Poster from queer clubnight Crossbreed in London reading 'we believe in queer utopias'

Queer utopias and mutual care

2 Mar, 2022

In the little box room study where I do my writing hangs a banner from Black Lodge Press. QUEER UTOPIAS ARE NOT FANTASIES, it says. QUEER UTOPIAS ARE NECESSITIES. And at a time when things feels far closer to dystopia than utopia, that’s something that’s been playing on my mind. I’ve been thinking a lot about the necessity of mutual care, and how we look after each other when times are tough.

There are lots of ways humans can take care of each other, but for me the simplest ones often feel the most beautiful, and the most effective. I’ve mentioned before how platonic intimacy is very much my jam; whether that’s through physical affection (here’s a lovely article I linked to last time I mentioned this) or co-creating dynamics that feel authentic and accepting, where we can witness and cheerlead and support each other.

I’m very grateful to have a number of people in my life who sort me right out just by being in their presence. And tangible acts of care can be so meaningful; this weekend, I spent some time at a friend’s house, and between being cooked for, given advice and laughing at films together late into the night, I was nourished in every sense of the word.

When the world seems chaotic, cruel and terrifying, our nervous systems are activated, setting off our ‘fight or flight’ threat response. This is instinctive; it happens at an animal level, as part of our physiology. Which might explain that sudden, impulsive desire to bunker down in our homes, to say fuck this and chip everything off for a cabin in the woods, or a dissociative sense of not being able to take in anything more (fight or flight also includes freeze, hide and fawn as options, and I’d say fully noping out – whether physically or cognitively – falls somewhere between freeze and hide). Again, this is animal. This is human. Not good or bad or strong or weak.

There are many ways to calm our nervous systems, but one of the most powerful is the concept of co-regulation.
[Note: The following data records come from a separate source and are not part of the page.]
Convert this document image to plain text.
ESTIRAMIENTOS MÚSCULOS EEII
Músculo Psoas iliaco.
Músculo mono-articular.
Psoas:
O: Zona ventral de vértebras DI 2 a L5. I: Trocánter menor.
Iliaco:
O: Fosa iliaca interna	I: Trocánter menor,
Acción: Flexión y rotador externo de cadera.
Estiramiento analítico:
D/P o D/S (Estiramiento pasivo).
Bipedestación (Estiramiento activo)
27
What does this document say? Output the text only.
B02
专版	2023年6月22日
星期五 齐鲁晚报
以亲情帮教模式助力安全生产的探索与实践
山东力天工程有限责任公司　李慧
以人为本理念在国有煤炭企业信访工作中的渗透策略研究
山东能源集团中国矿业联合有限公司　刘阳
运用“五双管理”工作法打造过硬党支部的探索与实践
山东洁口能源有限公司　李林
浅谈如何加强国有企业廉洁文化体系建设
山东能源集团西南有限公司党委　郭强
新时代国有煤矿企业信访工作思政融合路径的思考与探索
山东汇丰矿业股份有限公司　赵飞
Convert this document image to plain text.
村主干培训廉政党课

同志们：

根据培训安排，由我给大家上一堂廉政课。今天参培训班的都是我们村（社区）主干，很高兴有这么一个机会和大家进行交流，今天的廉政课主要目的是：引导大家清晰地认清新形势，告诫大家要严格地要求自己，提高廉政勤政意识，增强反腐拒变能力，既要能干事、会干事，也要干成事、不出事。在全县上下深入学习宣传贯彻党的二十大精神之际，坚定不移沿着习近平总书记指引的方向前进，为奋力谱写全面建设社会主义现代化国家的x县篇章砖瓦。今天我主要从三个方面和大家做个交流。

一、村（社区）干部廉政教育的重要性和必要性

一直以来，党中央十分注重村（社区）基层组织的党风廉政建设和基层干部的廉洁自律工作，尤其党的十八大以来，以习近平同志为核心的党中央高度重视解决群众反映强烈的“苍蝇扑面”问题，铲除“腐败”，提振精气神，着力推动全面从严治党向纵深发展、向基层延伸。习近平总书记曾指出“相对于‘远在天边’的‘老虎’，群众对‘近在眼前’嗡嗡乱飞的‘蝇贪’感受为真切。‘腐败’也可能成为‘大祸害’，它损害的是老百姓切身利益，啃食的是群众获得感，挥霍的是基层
That by physically being in the same space, by being near each other, we can significantly affect each other’s physiological processes, from the depth of our breathing to the rate of our heartbeats, without even consciously trying.

This is part of what makes mutual care so essential; our bodies, hearts and minds can be all be soothed by just being near people who care about us. And if those people are also taking care of other physical and emotional needs we may have? That’s all the more restorative. The benefits work both ways: providing we have capacity for it, studies have shown that helping others can boost our moods and self-esteem.

All that to say: our in-person connection and care is important, and especially so right now. Whether that happens on a one-to-one basis or as part of larger groups, collectives, or communes, mutual care is a long-standing queer tradition, and an integral part of building or at least getting closer to those oh-so-necessary queer utopias. I especially loved this description from this article about living on a queer commune:

In a world that is steeped in digital media, it feels like a radical act to carve out a physical space and call it ours. The internet has provided a safe space for millions of young queers who may have no where else to turn in their small towns or their conservative families or their own total confusion, it’s true, but I want those people to know there are places where we can meet face to face, get our hands dirty together, fight and fuck and listen and forgive and live, without any screens to separate us… I want to acknowledge how important queer land is, how grateful we should all feel for it, and how capable we all are of creating it and keeping this legacy alive. I want to help lead a queer revolution in the woods because living here has made me see that we can.

I too want to help lead a queer revolution in the woods. But in the meantime I’ll settle for having my friends be there to listen to me, support me and feed me baked goods while we process everything that’s happening out there in the world.